No es la única sorpresa que nos depara la hostelería local. A solo unos pocos metros, bajando por la calle de la Aurora, el bar La Garduña no solo nos proporciona buen condumio, sino unos aseos decorados con páginas originales del diario Abc datadas en… ¡1928! “Se las compré a un coleccionista local”, detalla el dueño, un argentino que devino una década atrás en letureño por esas mudanzas que a veces dicta el corazón. “Seleccioné páginas que no incluyeran comentarios políticos, por aquello de evitar suspicacias…”. Porque aquí, como en todas partes, encontramos filiaciones de todos los colores.

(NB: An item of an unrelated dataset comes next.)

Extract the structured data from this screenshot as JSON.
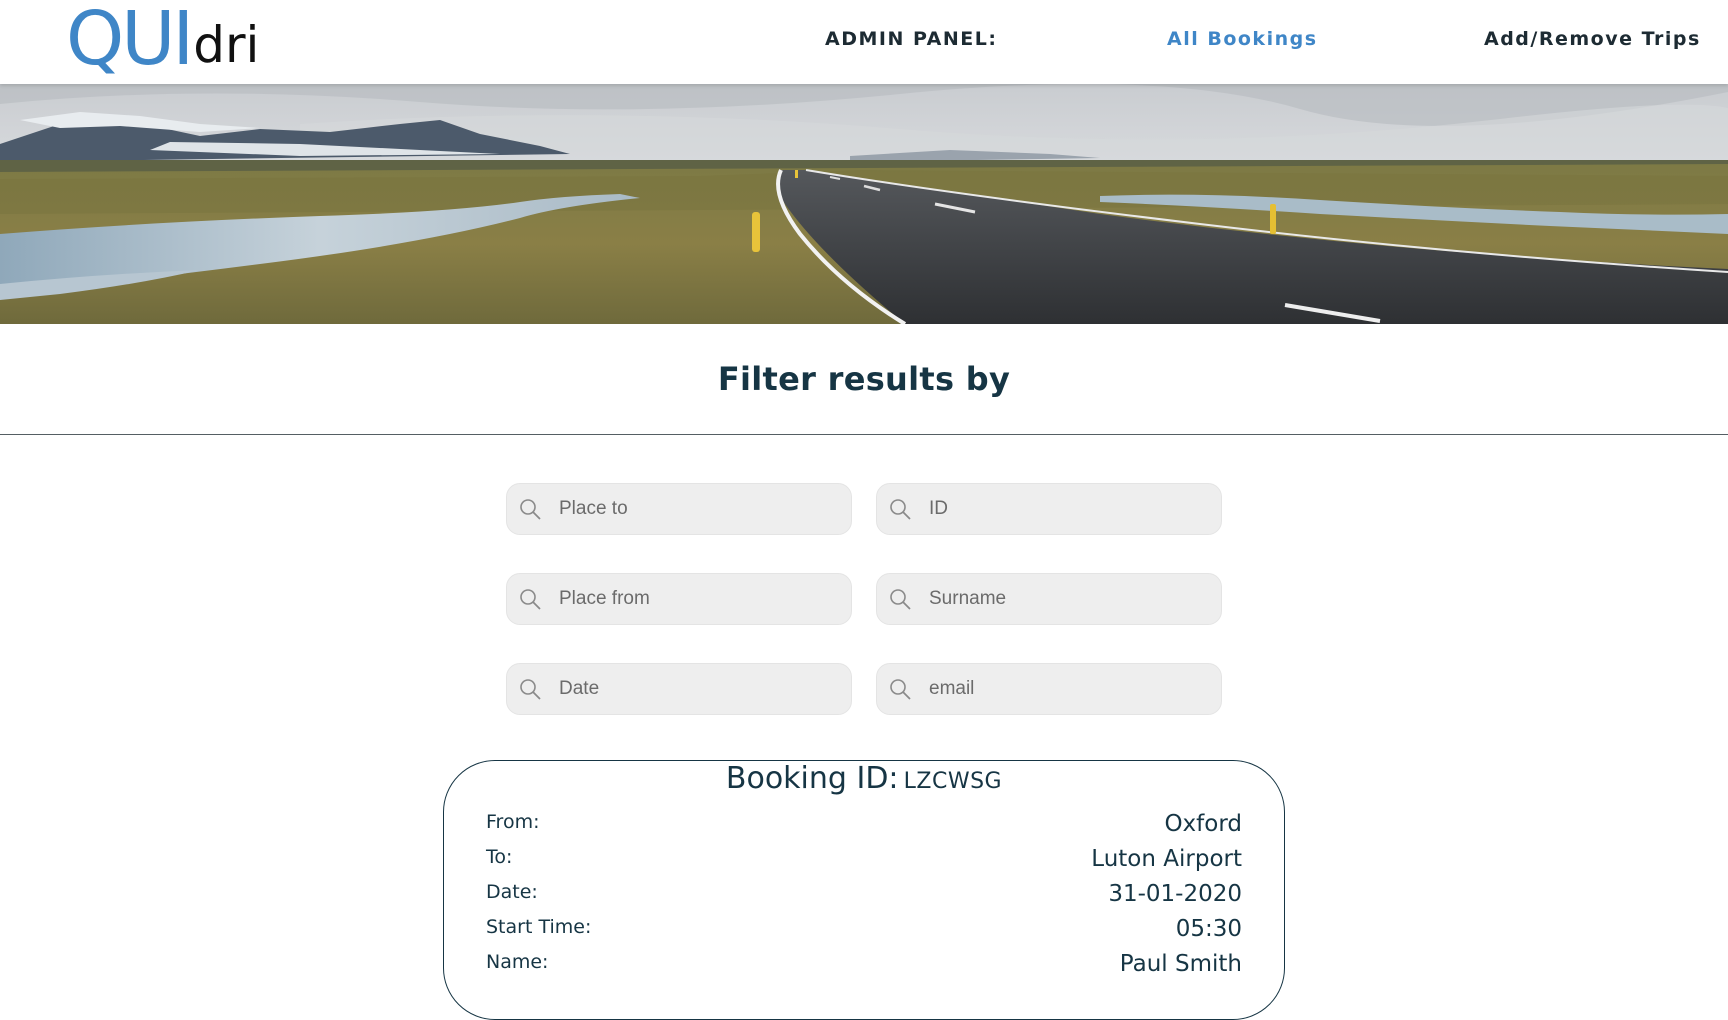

Elena Navarro, otra letureña de pro y responsable de la Oficina de Turismo —con unos 6.000 visitantes anuales registrados en la era prepandémica—, resopla cuando nos ve reparar junto al ayuntamiento en una placa falangista fechada, con sus preceptivos yugo y flechas, en noviembre de 1973. “Todos os fijáis en lo mismo”, protesta. El hito conmemora el primer premio obtenido por la villa con motivo del concurso provincial de embellecimiento de pueblos, pero es cierto que Letur no necesitaría de adornos para encandilar al foráneo. Basta con adentrarse en la iglesia de Nuestra Señora de la Asunción, erigida en característica piedra toba (calcárea) entre los siglos XV y XVI, bajo los patrones del gótico tardío y por encargo de la Orden de Santiago, que por toda la comarca tuvo mucho mando. O con acercarnos hasta el espectacular mirador de La Molatica, un balcón natural frente a las gargantas del Segura, donde el paisaje se despliega como un mapa gigante. A su izquierda aparece la peña de la Albarda, ya cerca de la localidad de Ayna, apodada la Suiza manchega y en la que se rodó buena parte de la mítica película Amanece, que no es poco. A la derecha, el Cerro del Regalí sirve de frontera natural con Elche de la Sierra, el pueblo donde la chavalería engalana las calles con efímeras y fabulosas alfombras de serrín de mil colores coincidiendo con el Corpus y las comuniones de los chiquillos.

La gruta del Frescor

“Las nuestras son calles con mucho dolor y mucha alegría. Al conocer Letur también se entiende mucho de mí”, dice la más ilustre letureña de la historia, la cantante Rozalén, impulsora el tercer fin de semana del mes de julio de un festival, Leturalma, que este año también la covid se llevó por delante. La intérprete de La puerta violeta nos sugiere comer en La Artezuela (608 46 67 13), meca del agroturismo, cerca de la gruta del Frescor —¿qué les habíamos dicho del nomenclátor?— y de las cascadas del arroyo que da nombre al pueblo. Y puesto que Silvia Álvarez, encargada del establecimiento, nos agasaja con un Cabeza de Hierro, tinto riquísimo de las bodegas Lazo , acabamos acercándonos hasta la finca La Zorrera, en el vecino pueblo de Férez, de donde procede el vino. José Alberto Antequera, su dueño —aunque gusta de considerarse un “pobrecito viticultor”—, es un profesor de instituto enamorado de la enología. Y que no solo conoce sobradamente el repertorio de María Rozalén, sino también el de Manolo García, con morada y orígenes familiares fereños. “Otro hombre encantador de estas tierras”, asegura orgulloso. “Aunque cuando anda por aquí, con el pelo sin teñir, a lo mejor te costaría reconocerlo…”.

En Letur, y también por sus alrededores, no decepciona ni siquiera la banda sonora.